Introduction
Presently, traumatic brain injury (TBI) triage in field settings relies on symptom-based screening tools such as the updated Military Acute Concussion Evaluation. Objective eye-tracking may provide an alternative means of neurotrauma screening due to sensitivity to neurotrauma brain-health changes. Previously, the US Army Medical Research and Development Command Non-Invasive NeuroAssessment Devices (NINAD) Integrated Product Team identified 3 commercially available eye-tracking devices (SyncThink EYE-SYNC, Oculogica EyeBOX, NeuroKinetics IPAS) as meeting criteria toward being operationally effective in the detection of TBI in service members. We compared these devices to assess their relative performance in the classification of mild traumatic brain injury (mTBI) subjects versus normal healthy controls.
Materials and Methods
Participants 18 to 45 years of age were assigned to Acute mTBI, Chronic mTBI, or Control group per study criteria. Each completed a TBI assessment protocol with all 3 devices counterbalanced across participants.

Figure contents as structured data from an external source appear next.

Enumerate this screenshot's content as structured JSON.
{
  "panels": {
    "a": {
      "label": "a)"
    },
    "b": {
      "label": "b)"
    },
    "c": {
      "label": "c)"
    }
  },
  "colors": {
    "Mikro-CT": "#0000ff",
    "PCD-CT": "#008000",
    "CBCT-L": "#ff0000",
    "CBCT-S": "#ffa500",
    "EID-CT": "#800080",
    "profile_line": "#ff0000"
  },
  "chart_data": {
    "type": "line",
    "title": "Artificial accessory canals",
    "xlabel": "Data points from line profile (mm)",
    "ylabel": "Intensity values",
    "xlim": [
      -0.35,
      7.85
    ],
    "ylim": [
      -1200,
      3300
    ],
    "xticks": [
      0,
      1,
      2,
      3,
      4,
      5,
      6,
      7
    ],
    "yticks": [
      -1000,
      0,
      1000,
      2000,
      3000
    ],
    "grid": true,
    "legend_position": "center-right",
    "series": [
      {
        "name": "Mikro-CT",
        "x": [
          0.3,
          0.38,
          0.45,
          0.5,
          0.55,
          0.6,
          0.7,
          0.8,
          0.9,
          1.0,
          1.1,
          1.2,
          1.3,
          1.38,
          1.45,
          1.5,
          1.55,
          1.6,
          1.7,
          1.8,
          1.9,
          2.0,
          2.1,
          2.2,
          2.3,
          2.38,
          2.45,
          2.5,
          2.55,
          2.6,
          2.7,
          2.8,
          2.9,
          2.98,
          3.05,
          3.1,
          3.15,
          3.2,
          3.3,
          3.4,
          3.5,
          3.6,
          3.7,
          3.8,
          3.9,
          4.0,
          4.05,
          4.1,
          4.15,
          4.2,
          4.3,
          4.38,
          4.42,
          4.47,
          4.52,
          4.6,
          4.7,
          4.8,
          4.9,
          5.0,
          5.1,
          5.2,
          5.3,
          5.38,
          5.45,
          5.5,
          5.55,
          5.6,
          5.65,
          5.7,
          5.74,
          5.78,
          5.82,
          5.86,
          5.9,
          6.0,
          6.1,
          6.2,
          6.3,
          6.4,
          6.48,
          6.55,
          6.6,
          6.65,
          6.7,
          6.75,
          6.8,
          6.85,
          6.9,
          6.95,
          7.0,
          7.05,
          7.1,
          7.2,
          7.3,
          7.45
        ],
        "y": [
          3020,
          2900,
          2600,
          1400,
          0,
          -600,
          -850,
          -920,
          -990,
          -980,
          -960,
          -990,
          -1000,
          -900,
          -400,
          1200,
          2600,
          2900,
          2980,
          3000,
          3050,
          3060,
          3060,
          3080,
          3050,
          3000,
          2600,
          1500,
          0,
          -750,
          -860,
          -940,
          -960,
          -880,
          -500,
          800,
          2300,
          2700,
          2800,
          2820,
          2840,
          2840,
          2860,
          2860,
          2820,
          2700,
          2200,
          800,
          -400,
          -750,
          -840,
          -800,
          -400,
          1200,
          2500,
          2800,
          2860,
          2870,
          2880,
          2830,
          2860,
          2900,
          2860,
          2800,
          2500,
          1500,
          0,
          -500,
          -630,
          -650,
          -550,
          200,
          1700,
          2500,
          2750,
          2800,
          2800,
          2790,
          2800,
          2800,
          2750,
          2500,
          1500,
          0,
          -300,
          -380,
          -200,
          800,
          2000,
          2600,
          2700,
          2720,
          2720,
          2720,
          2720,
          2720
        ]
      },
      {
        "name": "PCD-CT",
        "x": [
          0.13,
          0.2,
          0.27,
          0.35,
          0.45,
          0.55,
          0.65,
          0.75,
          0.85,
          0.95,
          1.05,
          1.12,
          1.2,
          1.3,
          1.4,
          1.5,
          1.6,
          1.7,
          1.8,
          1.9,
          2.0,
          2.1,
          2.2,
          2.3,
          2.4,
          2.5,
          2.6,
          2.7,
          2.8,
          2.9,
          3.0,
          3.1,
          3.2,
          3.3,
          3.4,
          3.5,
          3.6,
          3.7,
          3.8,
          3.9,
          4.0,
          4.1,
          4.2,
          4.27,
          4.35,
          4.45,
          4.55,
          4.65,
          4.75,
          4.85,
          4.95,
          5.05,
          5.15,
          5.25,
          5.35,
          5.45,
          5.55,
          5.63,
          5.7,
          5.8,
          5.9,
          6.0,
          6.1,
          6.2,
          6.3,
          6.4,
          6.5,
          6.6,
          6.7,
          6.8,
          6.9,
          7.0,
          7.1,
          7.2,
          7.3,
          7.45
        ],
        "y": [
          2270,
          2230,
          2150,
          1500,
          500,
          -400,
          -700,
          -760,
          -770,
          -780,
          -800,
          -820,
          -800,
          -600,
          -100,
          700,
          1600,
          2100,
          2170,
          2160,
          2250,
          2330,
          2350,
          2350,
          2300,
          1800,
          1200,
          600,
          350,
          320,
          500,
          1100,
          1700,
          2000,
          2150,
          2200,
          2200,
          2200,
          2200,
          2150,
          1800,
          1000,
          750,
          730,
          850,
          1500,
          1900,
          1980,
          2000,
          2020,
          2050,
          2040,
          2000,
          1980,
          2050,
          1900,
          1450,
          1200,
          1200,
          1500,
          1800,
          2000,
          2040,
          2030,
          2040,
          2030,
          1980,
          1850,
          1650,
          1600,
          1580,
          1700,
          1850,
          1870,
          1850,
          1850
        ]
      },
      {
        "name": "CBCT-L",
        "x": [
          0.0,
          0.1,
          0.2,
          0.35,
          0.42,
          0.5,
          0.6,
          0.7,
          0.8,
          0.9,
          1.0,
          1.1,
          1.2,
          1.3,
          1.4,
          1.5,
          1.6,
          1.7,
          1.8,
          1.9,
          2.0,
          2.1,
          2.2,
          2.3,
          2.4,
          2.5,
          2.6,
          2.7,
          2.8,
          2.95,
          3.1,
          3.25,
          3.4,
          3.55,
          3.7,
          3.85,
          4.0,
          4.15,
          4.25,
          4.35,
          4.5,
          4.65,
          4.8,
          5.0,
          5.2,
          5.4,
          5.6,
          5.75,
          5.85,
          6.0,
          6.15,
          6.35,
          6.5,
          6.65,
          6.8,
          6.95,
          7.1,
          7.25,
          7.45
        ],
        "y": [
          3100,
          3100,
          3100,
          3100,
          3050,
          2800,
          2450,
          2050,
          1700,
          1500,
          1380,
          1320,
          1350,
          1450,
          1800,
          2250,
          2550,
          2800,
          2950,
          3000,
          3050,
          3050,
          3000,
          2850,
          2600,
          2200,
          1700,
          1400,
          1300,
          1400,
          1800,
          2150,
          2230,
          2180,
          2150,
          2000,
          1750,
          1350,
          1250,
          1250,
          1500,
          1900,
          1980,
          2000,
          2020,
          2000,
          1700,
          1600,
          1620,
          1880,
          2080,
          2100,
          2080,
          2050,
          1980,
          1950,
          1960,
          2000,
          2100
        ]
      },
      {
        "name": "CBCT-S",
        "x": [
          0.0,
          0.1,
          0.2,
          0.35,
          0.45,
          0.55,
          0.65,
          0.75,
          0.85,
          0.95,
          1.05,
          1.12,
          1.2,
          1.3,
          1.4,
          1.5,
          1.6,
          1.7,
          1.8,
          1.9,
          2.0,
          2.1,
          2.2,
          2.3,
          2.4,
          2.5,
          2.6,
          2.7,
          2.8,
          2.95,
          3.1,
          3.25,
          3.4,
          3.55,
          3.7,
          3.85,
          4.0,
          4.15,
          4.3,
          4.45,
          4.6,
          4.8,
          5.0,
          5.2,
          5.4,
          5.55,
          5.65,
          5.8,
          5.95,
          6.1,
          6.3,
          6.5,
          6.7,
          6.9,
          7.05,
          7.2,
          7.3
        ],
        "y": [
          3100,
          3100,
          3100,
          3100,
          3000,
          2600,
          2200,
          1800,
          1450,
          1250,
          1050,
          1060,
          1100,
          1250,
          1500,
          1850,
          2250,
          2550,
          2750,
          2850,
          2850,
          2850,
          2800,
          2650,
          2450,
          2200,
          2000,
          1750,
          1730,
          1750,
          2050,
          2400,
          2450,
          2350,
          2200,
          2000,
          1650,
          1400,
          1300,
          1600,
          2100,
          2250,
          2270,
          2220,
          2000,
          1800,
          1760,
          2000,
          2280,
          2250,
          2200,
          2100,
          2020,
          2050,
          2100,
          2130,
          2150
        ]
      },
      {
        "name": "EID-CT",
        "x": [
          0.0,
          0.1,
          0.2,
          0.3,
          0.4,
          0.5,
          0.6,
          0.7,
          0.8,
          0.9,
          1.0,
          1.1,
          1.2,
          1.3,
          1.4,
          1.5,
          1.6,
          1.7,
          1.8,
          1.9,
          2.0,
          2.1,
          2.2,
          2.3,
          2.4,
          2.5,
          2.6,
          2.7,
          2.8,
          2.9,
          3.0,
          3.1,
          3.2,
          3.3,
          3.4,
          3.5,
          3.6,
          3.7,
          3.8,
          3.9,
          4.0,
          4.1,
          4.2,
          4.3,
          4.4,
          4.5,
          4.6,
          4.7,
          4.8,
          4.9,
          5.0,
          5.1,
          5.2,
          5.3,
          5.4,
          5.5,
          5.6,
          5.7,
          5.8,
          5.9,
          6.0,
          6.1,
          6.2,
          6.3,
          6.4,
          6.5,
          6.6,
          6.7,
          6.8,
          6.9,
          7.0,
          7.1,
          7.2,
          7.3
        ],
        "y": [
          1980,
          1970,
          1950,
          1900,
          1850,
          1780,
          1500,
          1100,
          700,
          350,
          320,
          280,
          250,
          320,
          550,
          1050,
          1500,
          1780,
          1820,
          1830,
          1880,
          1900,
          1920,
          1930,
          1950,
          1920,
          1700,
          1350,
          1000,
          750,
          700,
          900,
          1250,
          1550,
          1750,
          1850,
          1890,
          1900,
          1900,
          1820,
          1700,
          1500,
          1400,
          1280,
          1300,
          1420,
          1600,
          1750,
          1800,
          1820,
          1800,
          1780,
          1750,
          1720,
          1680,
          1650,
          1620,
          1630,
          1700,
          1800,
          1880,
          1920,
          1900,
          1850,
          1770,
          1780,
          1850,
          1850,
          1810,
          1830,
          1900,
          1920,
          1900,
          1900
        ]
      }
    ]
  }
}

Acute mTBI participants were tested within 72 hours following injury whereas time since last injury for the Chronic mTBI group ranged from months to years. Discriminant analysis was undertaken to determine device classification performance in separating TBI subjects from controls. Area Under the Curves (AUCs) were calculated and used to compare the accuracy of device performance. Device-related factors including data quality, the need to repeat tests, and technical issues experienced were aggregated for reporting.
Results
A total of 63 participants were recruited as Acute mTBI subjects, 34 as Chronic mTBI subjects, and 119 participants without history of TBI as controls. To maximize outcomes, poorer quality data were excluded from analysis using specific criteria where possible. Final analysis utilized 49 (43 male/6 female, mean [x̅] age = 24.3 years, SD [s] = 5.1) Acute mTBI subjects, and 34 (33 male/1 female, x̅ age = 38.8 years, s = 3.9) Chronic mTBI subjects were age- and gender-matched as closely as possible with Control subjects. AUCs obtained with 80% of total dataset ranged from 0.690 to 0.950 for the Acute Group and from 0.753 to 0.811 for the Chronic mTBI group. Validation with the remaining 20% of dataset produced AUCs ranging from 0.600 to 0.750 for Acute mTBI group and 0.490 to 0.571 for the Chronic mTBI group.
Conclusions
Potential eye-tracking detection of mTBI, per training model outcomes, ranged from acceptable to excellent for the Acute mTBI group; however, it was less consistent for the Chronic mTBI group. The self-imposed targeted performance (AUC of 0.850) appears achievable, but further device improvements and research are necessary. Discriminant analysis models differed for the Acute versus Chronic mTBI groups, suggesting performance differences in eye-tracking. Although eye-tracking demonstrated sensitivity in the Chronic group, a more rigorous and/or longitudinal study design is required to evaluate this observation. mTBI injuries were not controlled for this study, potentially reducing eye-tracking assessment sensitivity. Overall, these findings indicate that while eye-tracking remains a viable means of mTBI screening, device-specific variability in data quality, length of testing, and ease of use must be addressed to achieve NINAD objectives and DoD implementation.